Saturday 30 September 2017

WIFE LEFT ME BECAUSE I'M NOW BROKE

 I’m a man turning 31 in October this year. Two years ago I fell in love with a beautiful lady aged 21 and we are now blessed with a two-year-old baby boy pasina roora. I only paid US$100 for tsvakirai kuno. I am failing to pay roora due to the unforeseen delays in the remission of salaries at the company I work for. The company owes me a sum equivalent to 10 months work. Since the beginning of January last year we have not been regularly paid. 

To cut the long story short, our relationship has not been flourishing at all amai despite some ups and downs that are common in any other relationships. My wife is employed and when I fail to settle our rent I normally order her to pay and later on reimburse her monies. She buys more groceries than I do. I admit I am no longer financially stable, although, I am employed full time. 

The issue here amai is, two months ago we had a major fight. One day I came back late from work and I got home to an empty house. She packed up everything, the only stuff she left me was my clothes. Maid ne mwana vose vakaendwa navo. I then quickly went to her aunt to inform her about her move and the aunt said she would call us and have a sit down. 
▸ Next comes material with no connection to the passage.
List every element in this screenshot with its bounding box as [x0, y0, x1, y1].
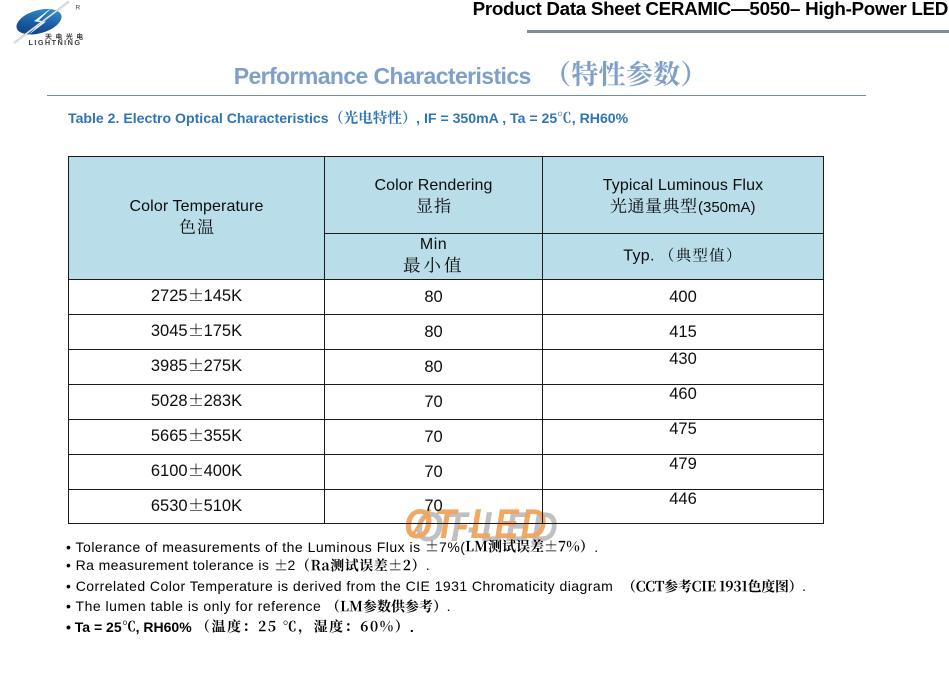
- svg-text:R: R: [75, 5, 80, 12]
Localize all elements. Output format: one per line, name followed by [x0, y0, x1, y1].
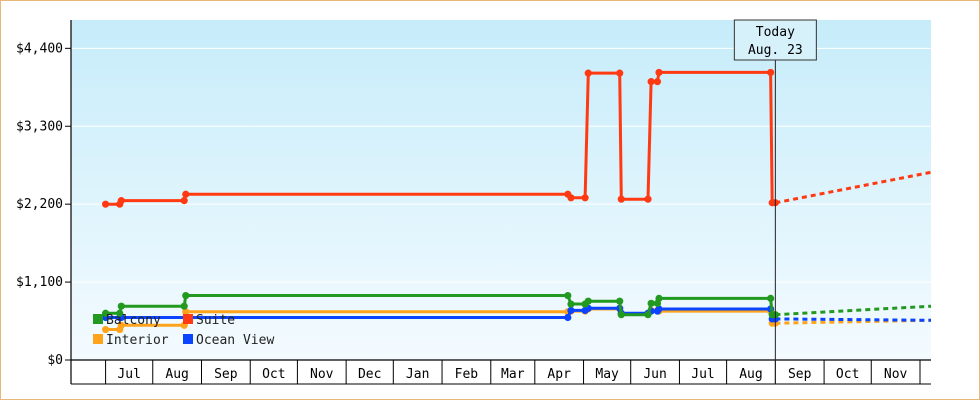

Later on I discovered that she was renting an apartment in Glenview and I informed her relatives about her whereabouts. She was later on convinced by her aunt to pitch up for ma talks. Because I love her, I accepted her back. That was the biggest mistake I made. My wife is no longer the same, we are no longer intimate and she always complains. She assumes I only accepted her back because I am not financially stable and she always says ‘ini ndine pride’ because I am learned than her. 

Does that matter here amai? Especially if we consider the fact that I have accepted her for who she is? Her relatives do not visit us because I have not paid roora. I have not yet spoken with my relatives about this issue. Can I ask them about it? I am not sure if I will continue to love this lady. I have been thinking of letting her go. I am so confused and I do not see us going anywhere from here. I really need to know where I stand as far as this relationship is concerned.

MAI CHISAMBA RESPONDS
Congratulations on your upcoming milestone. Turning 31 usually means you have come of age and show signs of maturity. I do not see it so much in your case, let me explain. For starters, you are calling your girlfriend your ‘wife’. You are not married and you know traditionally kubika mapoto holds no weight. 
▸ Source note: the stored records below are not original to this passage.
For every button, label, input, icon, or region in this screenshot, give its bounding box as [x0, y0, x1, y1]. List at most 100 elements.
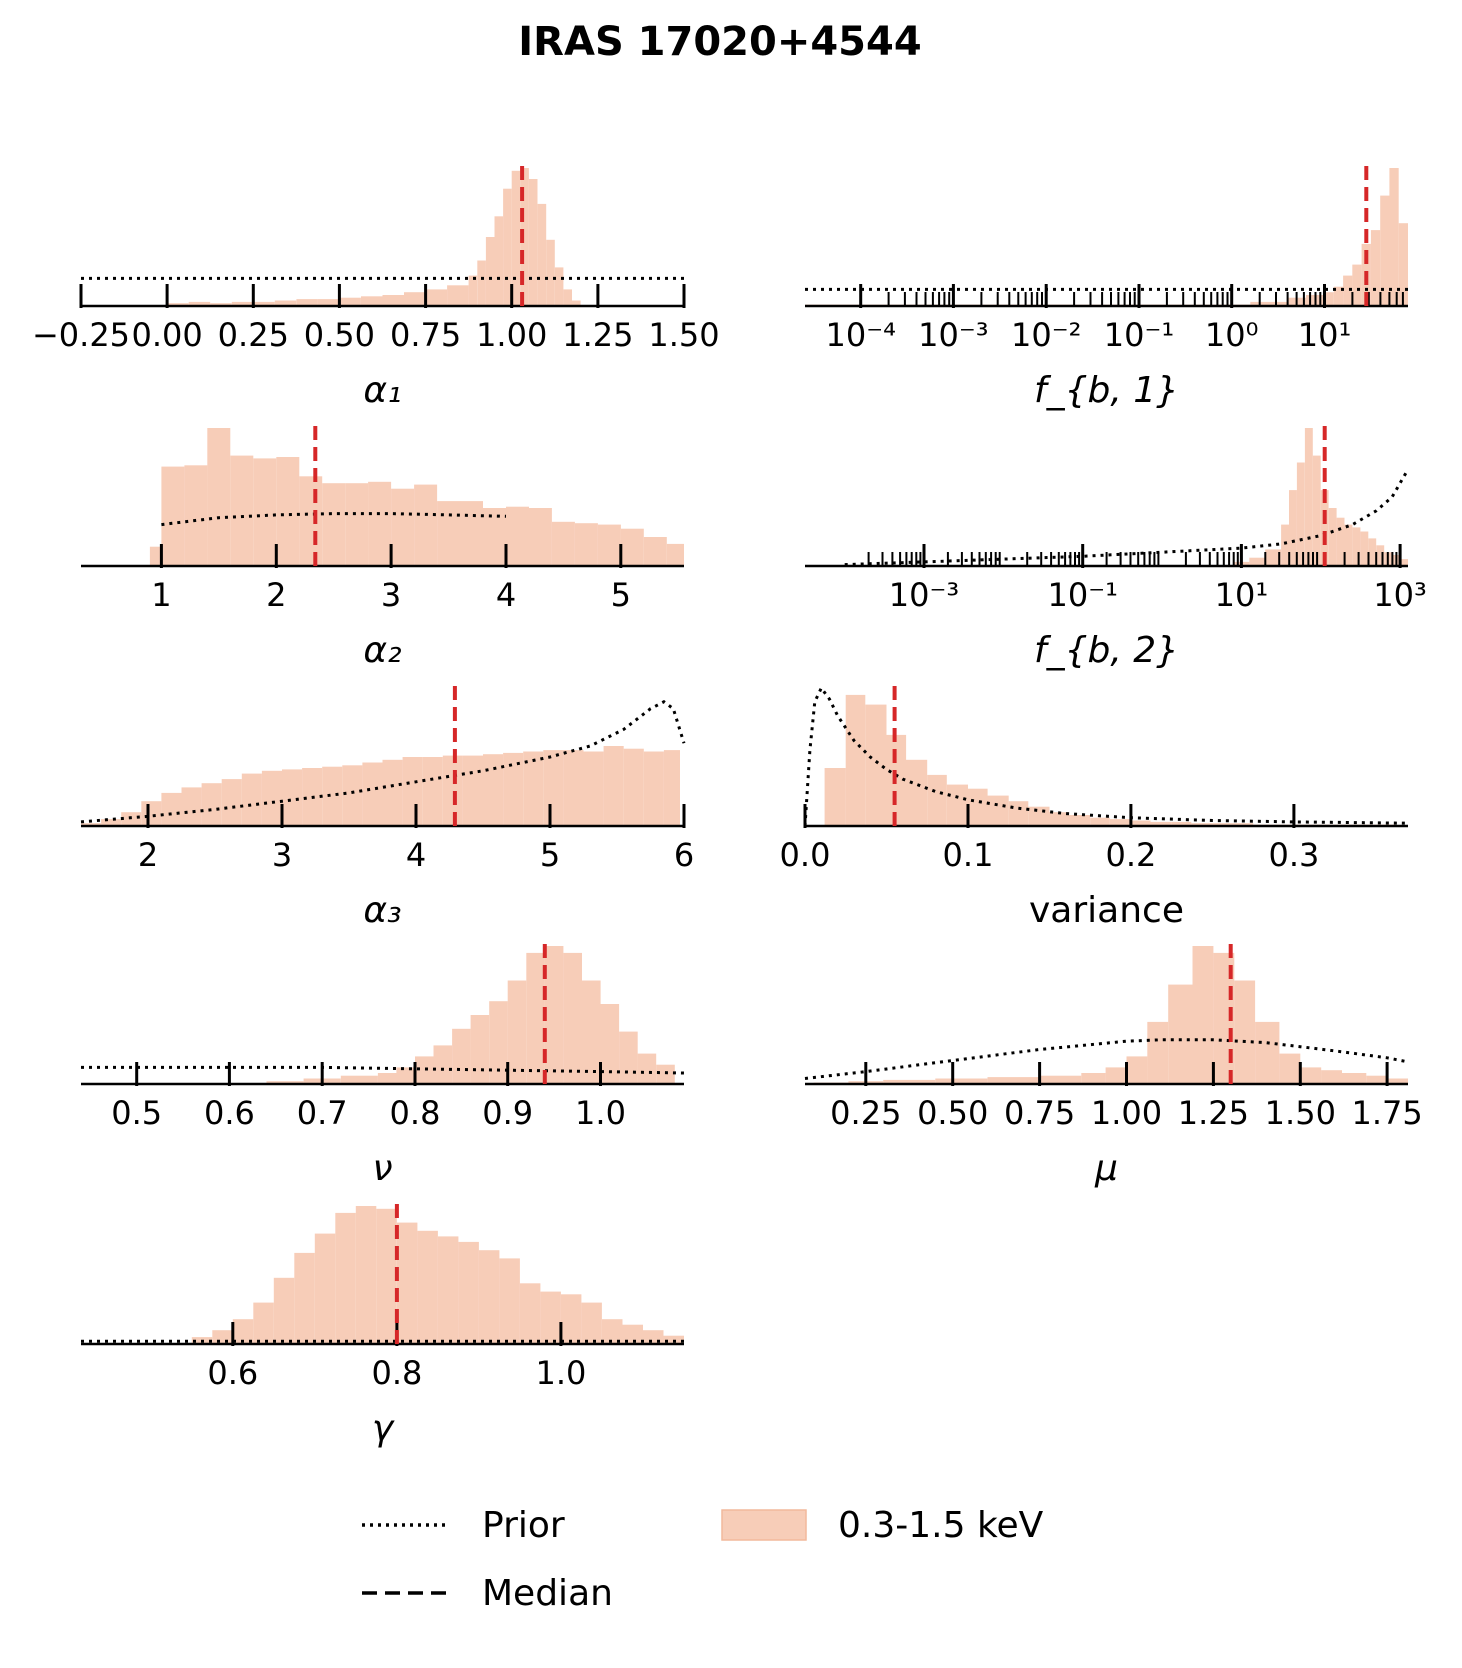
axis-label: α₃ [363, 890, 401, 931]
x-tick-label: 10⁻² [1011, 316, 1081, 354]
hist-bar [458, 1241, 479, 1344]
hist-bar [1192, 946, 1214, 1084]
panel-mu: 0.25 0.50 0.75 1.00 1.25 1.50 1.75 μ [804, 944, 1423, 1189]
hist-bar [149, 546, 162, 566]
hist-bar [442, 755, 463, 826]
hist-bar [1344, 524, 1353, 566]
hist-bar [437, 1236, 459, 1344]
x-tick-label: −0.25 [32, 316, 130, 354]
hist-bar [167, 303, 189, 306]
x-tick-label: 0.1 [943, 836, 994, 874]
hist-bar [101, 819, 122, 826]
hist-bar [643, 537, 667, 566]
prior-curve [80, 700, 686, 824]
hist-bar [188, 301, 211, 306]
hist-bar [563, 289, 572, 306]
panel-gamma: 0.6 0.8 1.0 γ [81, 1204, 684, 1449]
hist-bar [452, 1028, 471, 1084]
hist-bar [181, 787, 202, 826]
hist-bar [253, 1302, 274, 1344]
x-tick-label: 1.00 [476, 316, 547, 354]
hist-bar [572, 300, 581, 306]
hist-bar [987, 795, 1009, 826]
hist-bar [1312, 455, 1321, 566]
hist-bar [1171, 821, 1192, 826]
hist-bar [462, 755, 483, 826]
hist-bar [345, 483, 369, 566]
hist-bar [425, 289, 448, 306]
x-tick-label: 4 [496, 576, 516, 614]
axis-label: α₁ [363, 370, 401, 411]
hist-bar [210, 303, 232, 306]
hist-bar [603, 746, 624, 826]
hist-bar [1049, 812, 1070, 826]
x-tick-label: 10¹ [1298, 316, 1352, 354]
x-tick-label: 0.50 [917, 1094, 988, 1132]
hist-bar [1352, 527, 1361, 566]
hist-bar [1191, 823, 1213, 826]
hist-bar [355, 1206, 377, 1344]
hist-bar [619, 1031, 638, 1084]
hist-bar [1366, 1075, 1388, 1084]
hist-bar [376, 1208, 397, 1344]
x-tick-label: 0.25 [830, 1094, 901, 1132]
x-tick-label: 0.2 [1105, 836, 1156, 874]
hist-bar [968, 788, 988, 826]
hist-bar [241, 773, 262, 826]
x-tick-label: 6 [674, 836, 694, 874]
hist-bar [1321, 1070, 1342, 1084]
hist-bar [1380, 195, 1390, 306]
hist-bar [1343, 275, 1353, 306]
legend-band-label: 0.3-1.5 keV [838, 1505, 1044, 1546]
axis-label: α₂ [363, 630, 401, 671]
hist-bar [1370, 230, 1381, 306]
hist-bar [1289, 490, 1297, 566]
hist-bar [656, 1064, 675, 1084]
hist-bar [261, 770, 282, 826]
hist-bar [1300, 1067, 1322, 1084]
hist-bar [342, 765, 363, 826]
hist-bar [1320, 490, 1329, 566]
hist-bar [433, 1045, 453, 1084]
x-tick-label: 10³ [1373, 576, 1427, 614]
hist-bar [1360, 531, 1369, 566]
hist-bar [141, 801, 162, 826]
hist-bar [503, 188, 512, 306]
hist-bar [231, 301, 254, 306]
hist-bar [377, 1073, 397, 1084]
hist-bar [1008, 801, 1029, 826]
hist-bar [460, 501, 483, 566]
hist-bar [494, 216, 504, 306]
hist-bar [1336, 517, 1345, 566]
x-tick-label: 1.25 [1178, 1094, 1249, 1132]
hist-bar [1352, 264, 1362, 306]
x-tick-label: 1.0 [535, 1354, 586, 1392]
hist-bar [523, 751, 544, 826]
panel-fb2: 10⁻³ 10⁻¹ 10¹ 10³ f_{b, 2} [805, 426, 1427, 671]
hist-bar [520, 168, 529, 306]
hist-bar [1398, 223, 1408, 306]
hist-bar [335, 1212, 356, 1344]
hist-bar [422, 757, 443, 826]
hist-bar [1328, 508, 1337, 566]
hist-bar [499, 1258, 520, 1344]
hist-bar [362, 762, 383, 826]
x-tick-label: 2 [266, 576, 286, 614]
hist-bar [417, 1230, 438, 1344]
axis-label: f_{b, 2} [1034, 630, 1179, 671]
hist-bar [232, 1319, 254, 1344]
hist-bar [906, 759, 928, 826]
hist-bar [574, 523, 598, 566]
x-tick-label: 0.6 [207, 1354, 258, 1392]
hist-bar [1234, 980, 1256, 1084]
hist-bar [582, 980, 601, 1084]
hist-bar [1130, 820, 1151, 826]
hist-bar [296, 299, 318, 306]
hist-bar [382, 295, 404, 306]
hist-bar [276, 457, 300, 566]
hist-bar [1090, 817, 1110, 826]
legend: Prior Median 0.3-1.5 keV [362, 1505, 1044, 1614]
hist-bar [1039, 1075, 1082, 1084]
hist-bar [1296, 462, 1305, 566]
That is why her relatives do not engage you. To them you are just living in sin with their beloved sister. Having children when you cannot fully support them is tough. That is the source of your girlfriend’s frustration. She is being moody and not clearly articulating this but I assume that is where the problem emanates from. If you go back to your letter you will also discover that things changed after the birth of your son. Your employment situation is disheartening and it is really sad. 

I hope you get back on your feet soon. If your girlfriend cannot understand your situation now what more when you actually do find enough money to marry her? In marriage spouses share equally what is between them. If she has a car and you do not have one when you get married you will both share and own that car. Basing everything on this logic, what you are going through now is testing you to see how well you work together as a unit. 

She makes more and she does more and she is not having it. I think this speaks volumes. You say you are ready to give up on her; has she not already given up on you? If things are not working now when you have a child together and you live together, there is no need to get married. 

You are proving you cannot work together well as a unit. Whatever you do decide the child must be taken care of and protected from all of this drama going on. I would also advise you to seek counsel from your older male relatives who are married who understand what it takes to make a relationship work. Act swiftly and afford yourself peace of mind. This restlessness is not good for you.